El psiquiatra Enrique Rojas es el gran defensor del olvido para que el fracaso no se cebe en la persona. La receta no es buena para los políticos españoles, muy dados a tirar de la amnesia pese a ser conscientes de que nuestra democracia y su parlamentarismo tienen su raíz no sólo en una elite, sino también en unos ciudadanos que se pusieron a disposición de un proceso político que tenía que dar de sí un nuevo modelo de participación, además de candidatos dispuestos a modernizar estructuras y actitudes. A mí me inquieta que el ministro de Exteriores Moratinos recurra al teléfono para convencer (y negociar) a la activista saharaui Aminatu, en huelga de hambre en Lanzarote. El procedimiento fue inaugurado por la vicepresidenta Fernández de la Vega, que también fracasó en su empeño de aunar diplomacia con telecomunicaciones. La ambigüedad medida de Zapatero con el contencioso saharaui no debería contribuir a que la opinión pública reciba, a cara partida, el bodegón de una señora enferma, incapacitada por la malnutrición, que muere poco a poco mientras que el ministro de turno le recita su oferta por teléfono. Vázquez Montalbán, si él me lo permite, le hubiese preguntado a Moratinos: ¿No le pesa en su conciencia no haber cogido un avión para negociar en Marruecos o en Lanzarote una solución para Aminatu?


Los socialdemócratas del PSOE, intervencionistas en el mercado, se comen el coco con las medidas de sostenibilidad económica, dirigidas a sostenernos en época de crisis, y el PP dice que no deja de ser un plan franquista. ¿Inquietante? Pues mucho menos que la obsesión por la autarquía o cuando el dictador anunciaba que tenía un combustible inventado. El portavoz popular debe especificar que se refiere a la bonanza económica de los López Rodó, porque dicho así... Nuestro muerto en el aeropuerto de Bangkok le hubiese manifestado a Cristóbal Montoro: ¿No cree usted que malversa el lenguaje a través de una instrumentación capitalista?

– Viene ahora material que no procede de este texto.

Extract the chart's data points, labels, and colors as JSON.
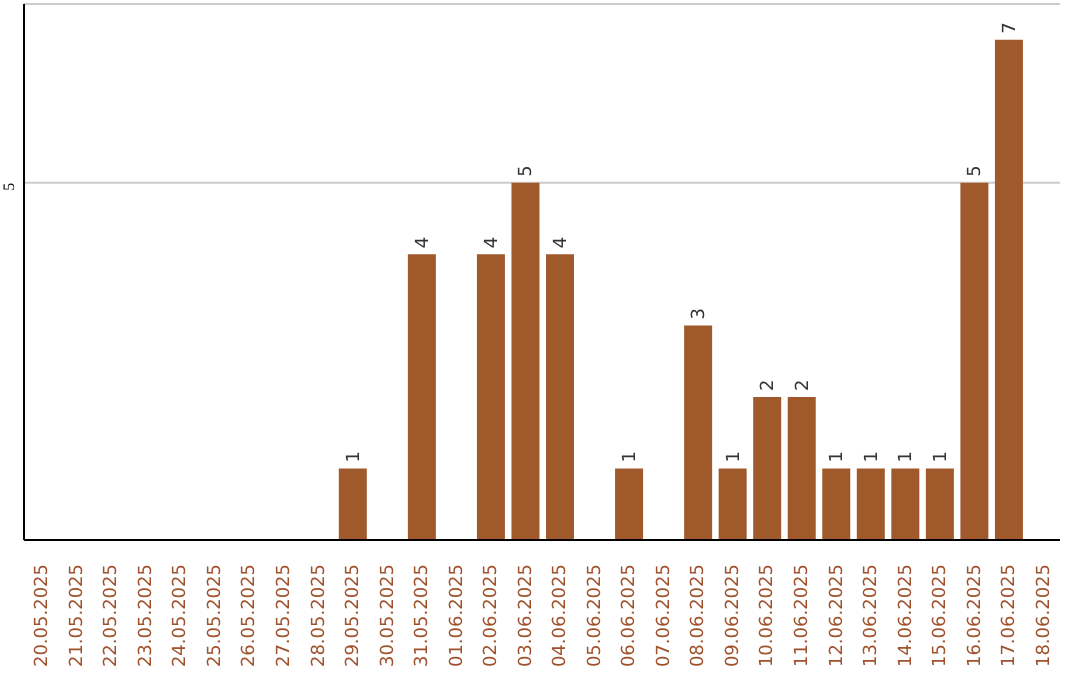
{
  "chart_data": {
    "type": "bar",
    "categories": [
      "20.05.2025",
      "21.05.2025",
      "22.05.2025",
      "23.05.2025",
      "24.05.2025",
      "25.05.2025",
      "26.05.2025",
      "27.05.2025",
      "28.05.2025",
      "29.05.2025",
      "30.05.2025",
      "31.05.2025",
      "01.06.2025",
      "02.06.2025",
      "03.06.2025",
      "04.06.2025",
      "05.06.2025",
      "06.06.2025",
      "07.06.2025",
      "08.06.2025",
      "09.06.2025",
      "10.06.2025",
      "11.06.2025",
      "12.06.2025",
      "13.06.2025",
      "14.06.2025",
      "15.06.2025",
      "16.06.2025",
      "17.06.2025",
      "18.06.2025"
    ],
    "values": [
      0,
      0,
      0,
      0,
      0,
      0,
      0,
      0,
      0,
      1,
      0,
      4,
      0,
      4,
      5,
      4,
      0,
      1,
      0,
      3,
      1,
      2,
      2,
      1,
      1,
      1,
      1,
      5,
      7,
      0
    ],
    "value_labels": [
      null,
      null,
      null,
      null,
      null,
      null,
      null,
      null,
      null,
      "1",
      null,
      "4",
      null,
      "4",
      "5",
      "4",
      null,
      "1",
      null,
      "3",
      "1",
      "2",
      "2",
      "1",
      "1",
      "1",
      "1",
      "5",
      "7",
      null
    ],
    "color": "#a0592a",
    "ylim": [
      0,
      7.5
    ],
    "yticks": [
      5
    ],
    "grid": "y",
    "legend": false
  }
}
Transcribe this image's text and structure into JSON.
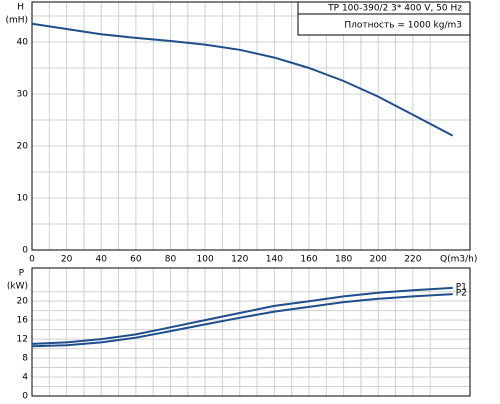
{
  "chart_data": [
    {
      "type": "line",
      "y_label": "H",
      "y_unit": "(mH)",
      "x_label": "Q(m3/h)",
      "annotations": [
        "TP 100-390/2   3* 400 V, 50 Hz",
        "Плотность = 1000 kg/m3"
      ],
      "x": [
        0,
        20,
        40,
        60,
        80,
        100,
        120,
        140,
        160,
        180,
        200,
        220,
        243
      ],
      "series": [
        {
          "name": "H",
          "color": "#1f4e8c",
          "values": [
            43.5,
            42.5,
            41.5,
            40.8,
            40.2,
            39.5,
            38.5,
            37,
            35,
            32.5,
            29.5,
            26,
            22
          ]
        }
      ],
      "xlim": [
        0,
        253
      ],
      "xticks": [
        0,
        20,
        40,
        60,
        80,
        100,
        120,
        140,
        160,
        180,
        200,
        220
      ],
      "ylim": [
        0,
        47.7
      ],
      "yticks": [
        0,
        10,
        20,
        30,
        40
      ],
      "grid": true,
      "minor_grid": true
    },
    {
      "type": "line",
      "y_label": "P",
      "y_unit": "(kW)",
      "sharex": true,
      "x": [
        0,
        20,
        40,
        60,
        80,
        100,
        120,
        140,
        160,
        180,
        200,
        220,
        243
      ],
      "series": [
        {
          "name": "P1",
          "color": "#1f4e8c",
          "values": [
            11,
            11.3,
            12,
            13,
            14.5,
            16,
            17.5,
            19,
            20,
            21,
            21.8,
            22.3,
            22.8
          ]
        },
        {
          "name": "P2",
          "color": "#1f4e8c",
          "values": [
            10.5,
            10.7,
            11.3,
            12.3,
            13.7,
            15.1,
            16.5,
            17.8,
            18.8,
            19.8,
            20.5,
            21,
            21.5
          ]
        }
      ],
      "xlim": [
        0,
        253
      ],
      "ylim": [
        0,
        27
      ],
      "yticks": [
        0,
        4,
        8,
        12,
        16,
        20
      ],
      "grid": true,
      "minor_grid": true
    }
  ]
}
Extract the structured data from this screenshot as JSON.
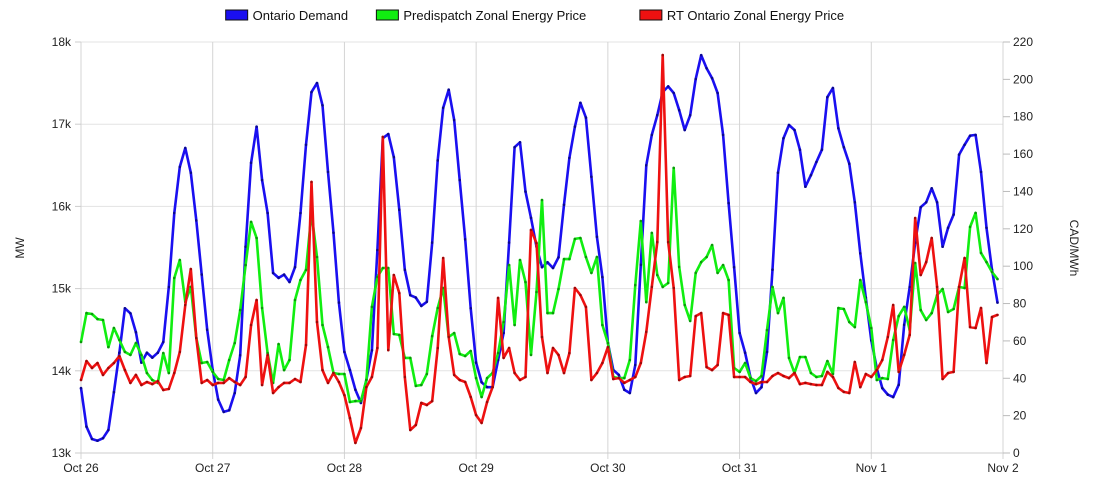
{
  "chart_data": {
    "type": "line",
    "title": "",
    "x_unit": "hour since Oct 26 00:00",
    "x_ticks": [
      "Oct 26",
      "Oct 27",
      "Oct 28",
      "Oct 29",
      "Oct 30",
      "Oct 31",
      "Nov 1",
      "Nov 2"
    ],
    "xlim_hours": [
      0,
      168
    ],
    "left_axis": {
      "label": "MW",
      "ylim": [
        13000,
        18000
      ],
      "ticks": [
        13000,
        14000,
        15000,
        16000,
        17000,
        18000
      ],
      "tick_labels": [
        "13k",
        "14k",
        "15k",
        "16k",
        "17k",
        "18k"
      ]
    },
    "right_axis": {
      "label": "CAD/MWh",
      "ylim": [
        0,
        220
      ],
      "ticks": [
        0,
        20,
        40,
        60,
        80,
        100,
        120,
        140,
        160,
        180,
        200,
        220
      ],
      "tick_labels": [
        "0",
        "20",
        "40",
        "60",
        "80",
        "100",
        "120",
        "140",
        "160",
        "180",
        "200",
        "220"
      ]
    },
    "grid": true,
    "legend_position": "top-center",
    "series": [
      {
        "name": "Ontario Demand",
        "axis": "left",
        "color": "#1a0ff0",
        "marker_color": "#0a0890",
        "values": [
          13790,
          13320,
          13170,
          13150,
          13180,
          13280,
          13740,
          14220,
          14760,
          14700,
          14470,
          14100,
          14220,
          14160,
          14220,
          14350,
          15020,
          15920,
          16480,
          16710,
          16410,
          15830,
          15170,
          14500,
          14010,
          13650,
          13500,
          13520,
          13730,
          14190,
          15510,
          16530,
          16970,
          16320,
          15920,
          15190,
          15130,
          15170,
          15080,
          15260,
          15920,
          16750,
          17390,
          17500,
          17230,
          16420,
          15680,
          14830,
          14230,
          14010,
          13770,
          13610,
          13890,
          14250,
          15470,
          16830,
          16880,
          16600,
          15960,
          15230,
          14920,
          14890,
          14790,
          14840,
          15560,
          16560,
          17200,
          17420,
          17050,
          16320,
          15600,
          14760,
          14100,
          13860,
          13800,
          13800,
          14130,
          14460,
          15560,
          16720,
          16780,
          16180,
          15860,
          15510,
          15260,
          15320,
          15250,
          15380,
          16020,
          16590,
          16970,
          17260,
          17080,
          16360,
          15630,
          15140,
          14340,
          14010,
          13950,
          13770,
          13730,
          14070,
          15290,
          16500,
          16870,
          17110,
          17390,
          17460,
          17380,
          17170,
          16930,
          17110,
          17550,
          17840,
          17680,
          17560,
          17380,
          16870,
          16040,
          15260,
          14460,
          14220,
          13920,
          13730,
          13800,
          14230,
          15230,
          16410,
          16830,
          16990,
          16930,
          16690,
          16240,
          16380,
          16540,
          16690,
          17330,
          17440,
          16950,
          16720,
          16520,
          16050,
          15430,
          14890,
          14370,
          14030,
          13790,
          13710,
          13680,
          13830,
          14560,
          15020,
          15560,
          15990,
          16050,
          16220,
          16050,
          15510,
          15740,
          15900,
          16630,
          16750,
          16860,
          16870,
          16420,
          15740,
          15230,
          14830
        ]
      },
      {
        "name": "Predispatch Zonal Energy Price",
        "axis": "right",
        "color": "#11ee11",
        "marker_color": "#0a9a0a",
        "values": [
          59.4,
          74.9,
          74.4,
          71.7,
          71.2,
          56.7,
          66.9,
          60.5,
          54.1,
          52.5,
          58.9,
          52.5,
          42.8,
          39.1,
          37.5,
          53.5,
          42.8,
          93.7,
          103.3,
          80.8,
          88.9,
          61.6,
          48.2,
          48.7,
          43.4,
          39.6,
          39.1,
          49.8,
          58.9,
          76.5,
          100.6,
          123.7,
          115.1,
          77.6,
          53.5,
          37.5,
          58.3,
          44.4,
          49.8,
          81.9,
          92.6,
          98.0,
          128.5,
          104.9,
          68.5,
          56.7,
          42.8,
          42.3,
          42.3,
          27.3,
          27.8,
          27.8,
          39.1,
          78.2,
          94.2,
          99.0,
          99.0,
          63.7,
          63.2,
          50.9,
          50.9,
          35.9,
          36.4,
          42.3,
          62.6,
          77.6,
          88.3,
          62.1,
          64.2,
          53.0,
          51.9,
          54.6,
          40.1,
          30.0,
          40.1,
          42.8,
          53.5,
          70.1,
          100.6,
          68.5,
          103.3,
          91.5,
          52.5,
          86.2,
          135.4,
          74.9,
          74.9,
          87.8,
          103.8,
          103.8,
          114.6,
          115.1,
          104.9,
          96.4,
          104.9,
          68.5,
          58.9,
          40.7,
          40.1,
          40.1,
          49.8,
          89.9,
          124.2,
          80.8,
          117.8,
          95.3,
          88.9,
          91.0,
          152.6,
          99.6,
          79.2,
          70.7,
          96.4,
          102.2,
          104.9,
          111.3,
          96.4,
          100.6,
          92.6,
          45.5,
          43.4,
          48.2,
          40.1,
          38.5,
          41.2,
          65.8,
          88.9,
          74.9,
          83.0,
          50.9,
          42.8,
          51.4,
          51.4,
          42.8,
          40.7,
          41.2,
          49.2,
          42.3,
          77.6,
          77.1,
          70.1,
          67.4,
          92.6,
          80.8,
          66.9,
          39.1,
          40.1,
          39.6,
          60.5,
          73.3,
          78.2,
          65.8,
          101.7,
          76.5,
          71.2,
          74.9,
          84.6,
          87.8,
          75.5,
          77.1,
          88.9,
          88.3,
          121.0,
          128.5,
          107.1,
          102.2,
          96.9,
          93.1
        ]
      },
      {
        "name": "RT Ontario Zonal Energy Price",
        "axis": "right",
        "color": "#ee1111",
        "marker_color": "#a00808",
        "values": [
          39.1,
          49.2,
          45.5,
          48.2,
          41.8,
          45.5,
          48.2,
          51.9,
          44.4,
          37.5,
          41.8,
          36.4,
          38.0,
          36.9,
          38.5,
          33.7,
          34.3,
          42.8,
          54.1,
          79.2,
          98.5,
          61.6,
          37.5,
          39.1,
          36.4,
          37.5,
          37.5,
          40.1,
          38.0,
          36.4,
          40.7,
          68.5,
          81.9,
          36.4,
          52.5,
          32.1,
          35.3,
          37.5,
          37.5,
          39.6,
          38.0,
          57.8,
          145.1,
          70.1,
          44.4,
          37.5,
          42.8,
          38.0,
          31.0,
          18.7,
          5.4,
          13.4,
          35.3,
          40.7,
          56.2,
          169.2,
          55.1,
          95.3,
          85.6,
          40.7,
          12.3,
          15.0,
          26.8,
          25.7,
          27.8,
          56.2,
          104.4,
          62.1,
          41.8,
          39.1,
          38.0,
          30.0,
          20.3,
          16.1,
          27.3,
          35.3,
          83.0,
          50.9,
          56.2,
          42.8,
          39.1,
          40.7,
          119.4,
          112.4,
          62.1,
          42.8,
          56.2,
          52.5,
          42.8,
          53.5,
          88.3,
          84.6,
          78.2,
          39.1,
          42.8,
          48.2,
          56.7,
          39.6,
          40.1,
          37.5,
          39.1,
          40.7,
          48.2,
          64.8,
          88.9,
          112.9,
          213.0,
          112.9,
          88.3,
          39.1,
          40.7,
          41.2,
          73.3,
          74.9,
          46.0,
          44.4,
          47.1,
          74.9,
          73.9,
          40.7,
          40.7,
          40.7,
          38.0,
          36.9,
          38.0,
          38.0,
          41.2,
          42.8,
          41.2,
          40.1,
          42.8,
          36.9,
          37.5,
          36.9,
          36.4,
          36.4,
          43.4,
          40.7,
          34.8,
          32.7,
          32.1,
          48.7,
          35.3,
          42.3,
          40.7,
          44.4,
          49.8,
          62.1,
          79.2,
          43.4,
          52.5,
          63.2,
          125.8,
          95.3,
          102.2,
          115.1,
          88.9,
          39.6,
          42.8,
          43.4,
          88.9,
          104.4,
          67.4,
          66.9,
          77.6,
          48.2,
          72.8,
          73.9
        ]
      }
    ]
  }
}
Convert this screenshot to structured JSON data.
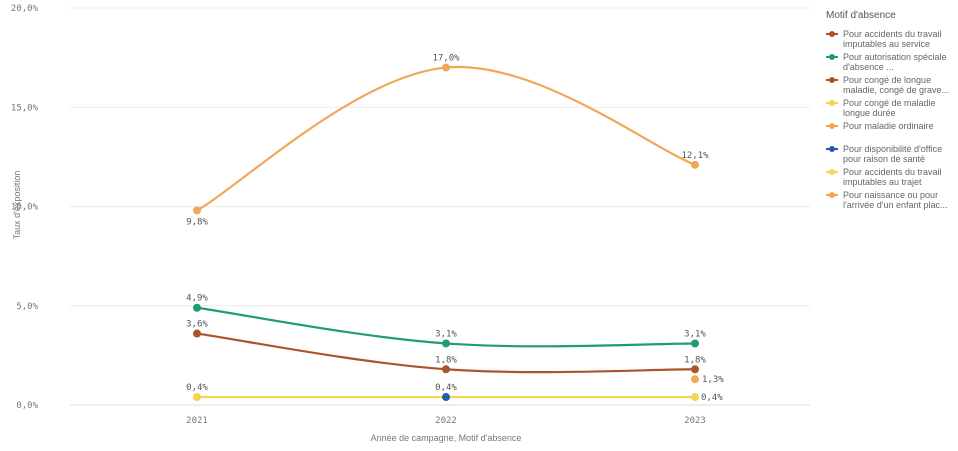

Todo ello ante una buena porción de sobrasada.


Pero me parece más inquietante que todos estos planes macro y microeconómicos, igual que el de ZP para Canarias, se acojan a plazos de una década con una naturalidad estupenda. Nadie nos ofrece nada para dejar la vida de parado, pero tampoco existe nadie que ofrezca la razón por la que no se puede dar la vuelta al paño de la noche a la mañana. Diez, 15 y 20 son calendarios sobre los que se alargan las reformas, menos las que nos incitan a hacer obras en las casas para desgravar a Hacienda, o a montar una empresa sin recorrer una ventanilla tras otra sin cogerte el dedo. La pregunta para Elena Salgado del inventor de Carvalho: ¿No teme la ilusión por una superestructura para un momento venidero, y una depreciación del instante electoral?


Y no vale la pena hablar de la inquietud que embarga a los votantes de la Ley del Aborto, carnes del pecado y del derrape confesional. ¿Hay algo más inquietante en la noche de los tiempos?